All denen, die meinen, sie seien verloren oder ohne Hoffnung, die glauben, sie haben viel zu lange zu viel falsch gemacht, jedem von Ihnen, der fürchtet, er stecke auf der verschneiten Prärie des Lebens fest und sein Handkarren sei inzwischen kaputt, ruft diese Konferenz die unermüdliche Zusicherung Jehovas zu: „Meine Hand bleibt ausgestreckt!“12 „Ich [strecke] ihnen meinen Arm von Tag zu Tag hin“, sagt er, „[und vielleicht] werden sie mich leugnen; dennoch werde ich zu ihnen barmherzig sein, … falls sie umkehren und zu mir kommen; denn mein Arm ist den ganzen Tag lang ausgestreckt, spricht der Herr, Gott, der Heerscharen.“13 Seine Barmherzigkeit währt für immer und seine Hand bleibt ausgestreckt.

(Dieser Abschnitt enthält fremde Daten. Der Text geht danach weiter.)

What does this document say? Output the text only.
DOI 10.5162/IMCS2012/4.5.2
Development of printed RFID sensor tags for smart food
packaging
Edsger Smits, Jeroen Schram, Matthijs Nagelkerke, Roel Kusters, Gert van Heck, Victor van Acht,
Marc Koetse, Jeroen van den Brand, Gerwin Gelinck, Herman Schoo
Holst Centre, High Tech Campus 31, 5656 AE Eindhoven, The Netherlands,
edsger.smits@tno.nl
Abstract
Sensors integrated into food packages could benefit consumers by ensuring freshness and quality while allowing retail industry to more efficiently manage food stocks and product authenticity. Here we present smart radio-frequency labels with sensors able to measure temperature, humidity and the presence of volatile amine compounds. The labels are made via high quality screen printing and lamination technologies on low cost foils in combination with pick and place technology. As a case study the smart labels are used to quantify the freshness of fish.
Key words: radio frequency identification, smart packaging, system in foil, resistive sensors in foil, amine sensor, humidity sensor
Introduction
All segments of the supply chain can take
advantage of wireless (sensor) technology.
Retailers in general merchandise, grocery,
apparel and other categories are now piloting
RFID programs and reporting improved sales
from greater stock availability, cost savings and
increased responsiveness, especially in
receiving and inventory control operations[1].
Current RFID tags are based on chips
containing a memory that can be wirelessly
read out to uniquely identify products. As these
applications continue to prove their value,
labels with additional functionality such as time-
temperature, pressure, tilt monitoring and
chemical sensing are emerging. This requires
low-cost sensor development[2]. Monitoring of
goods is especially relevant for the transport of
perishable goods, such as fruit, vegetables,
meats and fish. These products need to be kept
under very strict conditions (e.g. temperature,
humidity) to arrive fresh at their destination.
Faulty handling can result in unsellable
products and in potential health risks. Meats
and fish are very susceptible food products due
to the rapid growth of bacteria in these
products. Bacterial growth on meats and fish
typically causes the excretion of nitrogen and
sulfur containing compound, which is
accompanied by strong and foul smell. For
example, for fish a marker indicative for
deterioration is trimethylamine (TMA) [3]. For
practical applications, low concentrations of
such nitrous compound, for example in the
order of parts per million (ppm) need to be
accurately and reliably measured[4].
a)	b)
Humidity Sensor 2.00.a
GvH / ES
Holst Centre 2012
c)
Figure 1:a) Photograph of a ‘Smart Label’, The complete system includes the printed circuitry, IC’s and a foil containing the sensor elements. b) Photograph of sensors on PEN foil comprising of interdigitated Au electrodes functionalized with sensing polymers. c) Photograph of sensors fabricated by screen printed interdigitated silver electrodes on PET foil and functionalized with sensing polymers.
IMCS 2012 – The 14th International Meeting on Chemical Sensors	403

Er hat die reine Christusliebe, die Nächstenliebe, die niemals aufhört, das Mitgefühl, das anhält, selbst wenn jede andere Kraft versagt.14
Ich gebe Zeugnis von diesem Jesus, der uns die Hand entgegenstreckt, uns rettet und Erbarmen hat, dass dies seine erlösende Kirche ist, die auf seiner erlösenden Liebe gebaut ist, und dass, wie es im Buch Mormon heißt: „Propheten unter das Volk [kamen], die vom Herrn gesandt waren, [es zu verkünden]. … [Ja,] es kamen wiederum Propheten in das Land.“15 Ich bezeuge, dass Präsident Gordon B. Hinckley in jeder Hinsicht, vom Scheitel bis zur Sohle, so ein Prophet ist, dessen Leben und Stimme uns teuer sind und für den wir so viel gebetet haben. Er wird nun diese halbjährliche Zusammenkunft schließen. Für diesen Segen – und all die von mir genannten Segnungen und so viele mehr – möchte ich anlässlich der Generalkonferenz persönlich danken. Im Namen Jesu Christi. Amen.